The hybrid stochastic simulation algorithm, proposed by Haseltine and Rawlings (HR), can significantly improve the efficiency of stochastic simulations for multiscale biochemical networks. Chen and Cao [8] investigate the negativity problem of the HR hybrid method, analyze and test it with several models including a realistic biological cell cycle system. Results show that usually the error caused by negative populations is negligible compared with approximation errors of the HR hybrid method itself, and sometimes negativity phenomena may even improve the accuracy. But for systems where negative species are involved in nonlinear reactions or some species are highly sensitive to negative species, the system stability will be influenced and may lead to system failure when using the HR hybrid method. For those circumstances, three remedies are proposed and studied for this negativity problem.

Enumerating all vertex-induced subgraphs in a single graph is an important problem in many application areas, including bioinformatics, computer vision, and optimization. Alokshiya et al. [9] propose a reverse-search algorithm for solving this problem by introducing a new parent-child relationship that guides the searching algorithm. The authors demonstrate that the proposed reverse search method outperforms existing algorithms on various random and chemical graphs with varying size and density. Moreover, the authors investigate the problem of integrating constraints defined on the similarities between the attributes of vertices in the reported subgraphs and propose efficient pruning strategies that dramatically reduce the search space and running time.

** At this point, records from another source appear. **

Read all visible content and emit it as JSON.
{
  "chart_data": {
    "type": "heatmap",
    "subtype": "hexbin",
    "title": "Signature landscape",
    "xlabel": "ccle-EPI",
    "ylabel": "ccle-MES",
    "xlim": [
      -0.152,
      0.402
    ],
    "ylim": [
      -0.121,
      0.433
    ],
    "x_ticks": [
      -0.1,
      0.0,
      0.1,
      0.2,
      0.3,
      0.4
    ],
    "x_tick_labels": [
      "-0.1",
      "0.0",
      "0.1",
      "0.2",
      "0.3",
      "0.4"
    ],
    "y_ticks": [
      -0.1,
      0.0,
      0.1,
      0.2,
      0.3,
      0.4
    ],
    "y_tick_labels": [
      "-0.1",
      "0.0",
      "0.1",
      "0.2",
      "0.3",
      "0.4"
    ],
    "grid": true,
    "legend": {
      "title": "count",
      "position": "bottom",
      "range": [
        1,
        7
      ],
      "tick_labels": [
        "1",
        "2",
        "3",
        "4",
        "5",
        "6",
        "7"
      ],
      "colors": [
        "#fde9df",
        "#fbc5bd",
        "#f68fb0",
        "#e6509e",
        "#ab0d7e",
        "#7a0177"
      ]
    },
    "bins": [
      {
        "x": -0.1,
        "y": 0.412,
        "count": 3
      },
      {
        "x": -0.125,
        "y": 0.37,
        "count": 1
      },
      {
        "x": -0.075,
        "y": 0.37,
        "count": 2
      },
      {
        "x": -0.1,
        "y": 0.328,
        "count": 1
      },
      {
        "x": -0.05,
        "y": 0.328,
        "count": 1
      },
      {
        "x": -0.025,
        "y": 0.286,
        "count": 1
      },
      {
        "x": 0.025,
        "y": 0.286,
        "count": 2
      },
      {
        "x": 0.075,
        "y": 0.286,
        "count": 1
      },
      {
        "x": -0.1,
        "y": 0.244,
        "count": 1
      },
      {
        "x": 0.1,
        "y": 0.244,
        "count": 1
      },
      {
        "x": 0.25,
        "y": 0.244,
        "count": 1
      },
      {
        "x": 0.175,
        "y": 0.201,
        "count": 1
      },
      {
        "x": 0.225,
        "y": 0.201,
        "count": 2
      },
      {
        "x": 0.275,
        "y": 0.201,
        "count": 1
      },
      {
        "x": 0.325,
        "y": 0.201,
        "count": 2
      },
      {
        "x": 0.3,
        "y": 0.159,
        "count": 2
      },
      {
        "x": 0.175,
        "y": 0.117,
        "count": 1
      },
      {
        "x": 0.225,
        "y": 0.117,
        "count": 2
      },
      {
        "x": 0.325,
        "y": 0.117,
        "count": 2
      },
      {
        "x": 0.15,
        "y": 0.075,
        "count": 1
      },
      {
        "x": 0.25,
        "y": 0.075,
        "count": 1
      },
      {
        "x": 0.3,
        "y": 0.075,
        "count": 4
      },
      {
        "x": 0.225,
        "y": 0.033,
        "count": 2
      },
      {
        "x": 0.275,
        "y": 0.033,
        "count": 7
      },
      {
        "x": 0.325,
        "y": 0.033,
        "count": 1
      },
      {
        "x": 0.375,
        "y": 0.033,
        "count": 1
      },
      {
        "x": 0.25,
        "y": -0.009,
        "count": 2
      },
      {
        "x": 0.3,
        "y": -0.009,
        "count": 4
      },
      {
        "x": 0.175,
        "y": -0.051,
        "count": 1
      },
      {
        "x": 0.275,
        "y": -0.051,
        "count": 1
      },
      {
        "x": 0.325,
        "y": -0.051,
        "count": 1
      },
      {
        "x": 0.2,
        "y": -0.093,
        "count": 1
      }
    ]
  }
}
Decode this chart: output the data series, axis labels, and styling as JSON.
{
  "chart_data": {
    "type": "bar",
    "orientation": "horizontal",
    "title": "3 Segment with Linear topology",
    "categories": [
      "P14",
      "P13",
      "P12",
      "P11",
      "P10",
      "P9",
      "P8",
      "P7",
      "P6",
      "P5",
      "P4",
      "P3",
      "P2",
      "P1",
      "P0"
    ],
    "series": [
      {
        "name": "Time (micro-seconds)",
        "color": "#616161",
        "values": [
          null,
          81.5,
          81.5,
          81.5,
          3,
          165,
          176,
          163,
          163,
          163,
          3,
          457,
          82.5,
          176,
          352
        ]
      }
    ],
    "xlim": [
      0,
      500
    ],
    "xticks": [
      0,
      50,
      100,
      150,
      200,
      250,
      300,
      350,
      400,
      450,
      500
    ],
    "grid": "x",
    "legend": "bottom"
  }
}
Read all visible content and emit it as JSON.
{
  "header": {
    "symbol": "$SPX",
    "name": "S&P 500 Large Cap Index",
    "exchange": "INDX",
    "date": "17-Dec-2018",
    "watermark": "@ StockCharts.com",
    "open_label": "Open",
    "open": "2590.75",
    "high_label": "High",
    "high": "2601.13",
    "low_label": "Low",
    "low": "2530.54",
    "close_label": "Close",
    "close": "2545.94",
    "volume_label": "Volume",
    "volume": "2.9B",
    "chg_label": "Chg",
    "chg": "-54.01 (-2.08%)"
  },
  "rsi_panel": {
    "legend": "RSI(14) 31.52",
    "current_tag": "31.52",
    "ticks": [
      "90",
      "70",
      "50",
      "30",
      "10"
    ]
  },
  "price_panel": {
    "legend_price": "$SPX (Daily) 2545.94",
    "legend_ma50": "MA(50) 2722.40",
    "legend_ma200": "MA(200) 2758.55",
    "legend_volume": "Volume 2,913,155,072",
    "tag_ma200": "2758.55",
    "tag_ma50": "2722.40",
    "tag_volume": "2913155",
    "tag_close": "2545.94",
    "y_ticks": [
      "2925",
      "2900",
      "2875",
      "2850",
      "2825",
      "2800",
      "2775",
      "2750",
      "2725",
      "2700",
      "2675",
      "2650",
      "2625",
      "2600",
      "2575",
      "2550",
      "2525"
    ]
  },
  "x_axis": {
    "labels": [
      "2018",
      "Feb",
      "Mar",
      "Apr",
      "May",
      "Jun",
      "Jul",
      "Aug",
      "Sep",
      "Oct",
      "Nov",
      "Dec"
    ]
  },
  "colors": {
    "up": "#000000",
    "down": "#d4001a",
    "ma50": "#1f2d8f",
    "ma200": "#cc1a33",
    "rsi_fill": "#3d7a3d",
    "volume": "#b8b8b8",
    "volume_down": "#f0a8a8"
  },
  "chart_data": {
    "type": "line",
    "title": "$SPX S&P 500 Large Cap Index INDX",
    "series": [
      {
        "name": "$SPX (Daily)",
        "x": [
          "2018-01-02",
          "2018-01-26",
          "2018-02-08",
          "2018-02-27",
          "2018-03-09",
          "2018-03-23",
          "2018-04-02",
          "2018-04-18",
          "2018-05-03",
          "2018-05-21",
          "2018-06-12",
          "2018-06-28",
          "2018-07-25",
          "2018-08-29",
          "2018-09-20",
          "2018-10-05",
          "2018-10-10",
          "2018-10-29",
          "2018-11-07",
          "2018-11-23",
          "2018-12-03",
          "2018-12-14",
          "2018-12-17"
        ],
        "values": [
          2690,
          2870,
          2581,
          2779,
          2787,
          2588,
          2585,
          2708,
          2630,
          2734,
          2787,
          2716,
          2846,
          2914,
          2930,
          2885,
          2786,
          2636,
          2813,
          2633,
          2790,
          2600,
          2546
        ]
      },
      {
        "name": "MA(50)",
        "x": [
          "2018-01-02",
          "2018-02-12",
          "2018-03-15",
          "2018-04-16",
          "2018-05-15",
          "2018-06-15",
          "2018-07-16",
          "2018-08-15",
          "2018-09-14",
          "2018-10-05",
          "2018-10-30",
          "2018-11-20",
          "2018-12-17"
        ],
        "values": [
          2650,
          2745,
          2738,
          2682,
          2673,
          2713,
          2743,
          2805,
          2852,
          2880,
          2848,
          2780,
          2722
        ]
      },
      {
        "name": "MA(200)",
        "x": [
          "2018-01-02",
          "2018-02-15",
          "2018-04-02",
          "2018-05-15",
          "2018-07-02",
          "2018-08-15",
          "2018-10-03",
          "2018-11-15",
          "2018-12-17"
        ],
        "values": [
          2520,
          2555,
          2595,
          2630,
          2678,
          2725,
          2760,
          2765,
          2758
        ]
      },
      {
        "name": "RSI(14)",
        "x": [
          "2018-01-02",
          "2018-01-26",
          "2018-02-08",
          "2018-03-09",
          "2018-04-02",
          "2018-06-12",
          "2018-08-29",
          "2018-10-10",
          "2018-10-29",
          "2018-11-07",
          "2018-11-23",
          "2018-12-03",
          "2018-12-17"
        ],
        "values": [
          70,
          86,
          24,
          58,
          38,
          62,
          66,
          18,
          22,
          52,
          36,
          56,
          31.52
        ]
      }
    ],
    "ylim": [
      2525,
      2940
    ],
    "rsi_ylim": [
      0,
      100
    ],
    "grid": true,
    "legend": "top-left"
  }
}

Identifying motifs in biological networks is a challenging task and provides valuable insights about the key functions of biological networks. The fact that biological interactions often depend on limited resource, which implies that network edges can participate in limited number of motifs simultaneously, further complicates the task. Ren et al. [10] develop a novel motif counting method, Partially Overlapping MOtif Counting (POMOC), that considers capacity levels for all interactions. Evaluation results on both synthetic and real datasets demonstrate that motif count using POMOC method significantly differs from existing motif count approaches. Application of this method to the S. cerevisiae transcriptional regulatory networks demonstrates that the POMOC method reveals topological differences of biological networks under different genetic backgrounds and experimental conditions.

Ahmadian et al. [11] investigate the effect of molecular noise and size control mechanism on the variabilities in cell cycle of the budding yeast ​Saccharomyces cerevisiae​. There are specific control mechanisms during cell cycle that maintain the cell size within a range from generation to generation. Such control mechanisms introduce substantial variabilities to important properties of the cell cycle such as growth and division. The proposed hybrid stochastic model provides an accurate, yet computationally efficient approach for simulation of an intricate system by integrating the deterministic and stochastic simulation schemes. The developed hybrid stochastic model can successfully capture several key features of the cell cycle observed in experimental data. In particular, the proposed model: 1) confirms that the majority of noise in size control stems from low copy numbers of transcripts in the G1 phase, 2) identifies the size and time regulation modules in the size control mechanism, and 3) conforms with phenotypes of early G1 mutants in exquisite detail.